Sunday, 14 July 2013

Piece of Piss

For those of you who aren't familiar with our British sayings "piece of piss" is a phrase used to denote that something is, or was, easy.

"How was the exam?"
"Piece of piss"

"Can you work out how to set up this DVD player?"
"Of course, it is a piece of piss."

I mean, we don't necessarily use it in polite company but it is a common enough phrase.

One that I use albeit not one I can necessarily relate to, on account of having at ferociously shy bladder.

Pregnancy has, to some extent, lessened my shy bladder. The first symptom I noticed when I was pregnant was the need to wee more frequently - this because of hormones racing round my body. Now, at 8 months pregnant the urge to piss is enhanced by my daughter tap dancing on my bladder.

I've done it again, haven't I? Banged on about something without explaining why.

To date this pregnancy has gone brilliantly. The sickness has been grim, and still raises its head (or causes me to to raise my breakfast) once or twice a week but it hasn't affected my health or the health of my baby.

I've passed every medical check without a problem.

Until Thursday.

On Thursday I had the day off work. In the morning I was waiting in for our internet and TV to be connected. Blessed, blessed, internet - how I have missed ye. This was the company's second attempt and they had been the cause of a number of frustrated phone calls over the last three weeks. They were due to come between 8am and 1pm and I'd rung to explain I had a Doctor's appointment at 2pm so they had to be finished by 1pm.

I won't go through the stress of the morning which had the installers turn up, go away, phone calls to call centres, the manager coming down, but eventually at 1pm they started the installation.
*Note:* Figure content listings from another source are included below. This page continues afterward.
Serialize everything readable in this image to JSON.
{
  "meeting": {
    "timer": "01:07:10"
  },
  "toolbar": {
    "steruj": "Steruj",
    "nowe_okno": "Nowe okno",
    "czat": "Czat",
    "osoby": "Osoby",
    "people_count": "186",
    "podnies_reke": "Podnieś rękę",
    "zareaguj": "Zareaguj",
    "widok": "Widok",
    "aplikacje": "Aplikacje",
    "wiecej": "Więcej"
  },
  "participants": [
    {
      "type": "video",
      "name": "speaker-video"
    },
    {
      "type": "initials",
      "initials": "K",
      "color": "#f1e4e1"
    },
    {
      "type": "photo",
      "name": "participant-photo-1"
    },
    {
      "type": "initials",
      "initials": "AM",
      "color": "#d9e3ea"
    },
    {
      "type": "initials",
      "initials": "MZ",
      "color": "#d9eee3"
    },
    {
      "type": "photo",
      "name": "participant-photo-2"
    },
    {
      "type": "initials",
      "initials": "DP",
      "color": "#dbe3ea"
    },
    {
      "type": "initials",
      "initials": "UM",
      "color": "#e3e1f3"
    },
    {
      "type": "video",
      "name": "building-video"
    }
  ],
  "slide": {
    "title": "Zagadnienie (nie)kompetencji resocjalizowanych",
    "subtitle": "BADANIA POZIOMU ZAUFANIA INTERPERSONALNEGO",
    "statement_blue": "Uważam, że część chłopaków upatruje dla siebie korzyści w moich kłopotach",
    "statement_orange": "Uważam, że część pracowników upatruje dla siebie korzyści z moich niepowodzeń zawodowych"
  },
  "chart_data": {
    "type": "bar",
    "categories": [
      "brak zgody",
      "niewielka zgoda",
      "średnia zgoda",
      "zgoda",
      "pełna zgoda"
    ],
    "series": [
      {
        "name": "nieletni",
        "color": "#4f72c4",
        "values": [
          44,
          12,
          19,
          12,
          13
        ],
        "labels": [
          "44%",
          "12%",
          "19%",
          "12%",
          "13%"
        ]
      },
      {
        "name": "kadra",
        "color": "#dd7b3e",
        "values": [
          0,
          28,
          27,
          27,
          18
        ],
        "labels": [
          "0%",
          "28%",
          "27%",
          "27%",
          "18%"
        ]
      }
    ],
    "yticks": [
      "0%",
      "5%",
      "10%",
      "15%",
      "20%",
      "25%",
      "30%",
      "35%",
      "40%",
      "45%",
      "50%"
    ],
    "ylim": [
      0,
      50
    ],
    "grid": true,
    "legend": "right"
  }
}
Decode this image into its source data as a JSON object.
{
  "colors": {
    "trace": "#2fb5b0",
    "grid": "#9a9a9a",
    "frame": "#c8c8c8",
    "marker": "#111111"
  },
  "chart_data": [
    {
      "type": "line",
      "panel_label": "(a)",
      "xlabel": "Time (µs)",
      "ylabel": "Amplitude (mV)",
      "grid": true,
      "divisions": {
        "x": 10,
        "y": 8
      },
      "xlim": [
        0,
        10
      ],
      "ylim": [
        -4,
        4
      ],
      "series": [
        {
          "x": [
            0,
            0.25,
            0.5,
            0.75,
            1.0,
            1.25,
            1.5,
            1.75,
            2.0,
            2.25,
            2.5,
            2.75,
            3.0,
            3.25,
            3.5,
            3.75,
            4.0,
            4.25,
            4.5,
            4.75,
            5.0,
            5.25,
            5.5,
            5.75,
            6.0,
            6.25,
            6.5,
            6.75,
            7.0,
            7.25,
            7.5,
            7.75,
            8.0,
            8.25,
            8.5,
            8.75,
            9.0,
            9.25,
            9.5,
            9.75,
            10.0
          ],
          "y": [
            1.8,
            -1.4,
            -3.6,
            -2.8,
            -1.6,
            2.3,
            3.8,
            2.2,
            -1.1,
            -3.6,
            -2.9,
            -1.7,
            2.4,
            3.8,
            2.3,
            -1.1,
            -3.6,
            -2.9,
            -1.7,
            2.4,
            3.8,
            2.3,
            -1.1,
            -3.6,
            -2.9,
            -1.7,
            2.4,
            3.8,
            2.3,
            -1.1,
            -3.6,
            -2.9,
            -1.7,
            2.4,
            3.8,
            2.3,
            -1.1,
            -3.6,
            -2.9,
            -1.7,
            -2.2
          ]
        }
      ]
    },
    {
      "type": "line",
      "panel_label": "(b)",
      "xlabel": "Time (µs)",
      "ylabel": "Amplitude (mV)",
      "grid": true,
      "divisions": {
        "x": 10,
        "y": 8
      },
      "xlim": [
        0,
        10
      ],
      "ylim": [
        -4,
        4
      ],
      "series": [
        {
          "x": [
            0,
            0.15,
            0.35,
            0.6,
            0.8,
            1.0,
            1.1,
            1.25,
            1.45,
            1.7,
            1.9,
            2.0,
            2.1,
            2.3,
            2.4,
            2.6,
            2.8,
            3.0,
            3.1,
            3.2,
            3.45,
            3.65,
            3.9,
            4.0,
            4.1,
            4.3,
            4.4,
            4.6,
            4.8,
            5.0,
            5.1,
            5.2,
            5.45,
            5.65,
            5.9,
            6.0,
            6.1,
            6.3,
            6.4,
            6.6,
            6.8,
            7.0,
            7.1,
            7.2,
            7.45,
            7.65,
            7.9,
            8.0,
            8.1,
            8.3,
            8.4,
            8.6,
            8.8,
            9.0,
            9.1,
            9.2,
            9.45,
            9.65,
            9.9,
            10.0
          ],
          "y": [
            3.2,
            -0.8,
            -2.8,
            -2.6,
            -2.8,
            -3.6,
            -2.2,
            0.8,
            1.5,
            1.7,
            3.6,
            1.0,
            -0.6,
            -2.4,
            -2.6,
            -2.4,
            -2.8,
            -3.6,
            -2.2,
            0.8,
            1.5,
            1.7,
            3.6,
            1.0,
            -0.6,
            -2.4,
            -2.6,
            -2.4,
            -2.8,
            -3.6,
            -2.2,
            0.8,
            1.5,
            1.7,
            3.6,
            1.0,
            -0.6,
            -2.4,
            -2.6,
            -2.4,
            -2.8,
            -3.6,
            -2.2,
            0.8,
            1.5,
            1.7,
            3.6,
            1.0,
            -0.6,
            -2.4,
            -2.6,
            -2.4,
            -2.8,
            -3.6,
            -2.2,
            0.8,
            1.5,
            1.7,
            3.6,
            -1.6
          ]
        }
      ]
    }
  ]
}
At 1:30 I had to herd them out of the house to rush across London to my Doctor's appointment. (Internet and TV sorted, phone still to come).

I raced to the train station, hopped on train, then tube, fled up the escalator, took the stairs in the hospital two at a time and then had my blood pressure measured.

Unsurprisingly after the morning I'd had it was phenomenally high.

Then my urine was tested and showed protein.

Two classic signs of pre-eclampsia.

I got hooked up to a blood pressure machine for an hour and they took yet more readings. It had reduced a bit but is still deemed too high. I suspect the rise was a result of my morning dealing with installation numpties but the hospital cannot be too careful.

So now I need more tests. One of which involves collecting my urine over a 24 hour period.

There is a heatwave going on in London at the moment which means I am drinking like a fish and pissing like a horse (two more idioms for you there). Never fear I am only drinking water so I'm not getting as pissed as a newt (one more there).

So the idea of collecting my wee for 24 hours is, frankly, intimidating. I start as of now and will be collecting every drop. There is going to be a lot and I've been given these:

Hmm. Not really sure how I am going to feel about lugging these into work tomorrow and trying to discreetly fill them whilst going to the toilet.

Still, at least I have a pot to piss in. (Another idiom there, if I didn't have a pot to piss in it would imply I had no money, which makes absolutely no sense in this context but I couldn't resist throwing it in!)

Saturday, 6 July 2013

Happy Average

My internet silence should not be interpreted as a sign of bad news - rather moving into the new house and being devoid of Internet access. Three weeks now and I miss it more than is healthy. Which means this post tapped out laboriously on my phone shall be short, but sweet.

Sweet because yesterday, at our 33 week scan, I saw a little stubby nose, and a wee girl sucking her fingers.

The little one measured bang on average for everything. Size, weight (currently measured at 4 pounds 13oz), and, blood flow through heart and brain.

Her head is down ready for birth, and my placenta has shifted up to the top, allowing her unfettered access to the exit and taking away the need for a planned Caesarian - which was mooted at the 20 week scan.

I have never before been so pleased to hear that something I have created - albeit with a touch of help - is average. Of course once she is out (and one of the views left us in no doubt she is a she) I shall be aiming for an outstanding baby, exceptional toddler and amazing teenager. But for now average is perfect.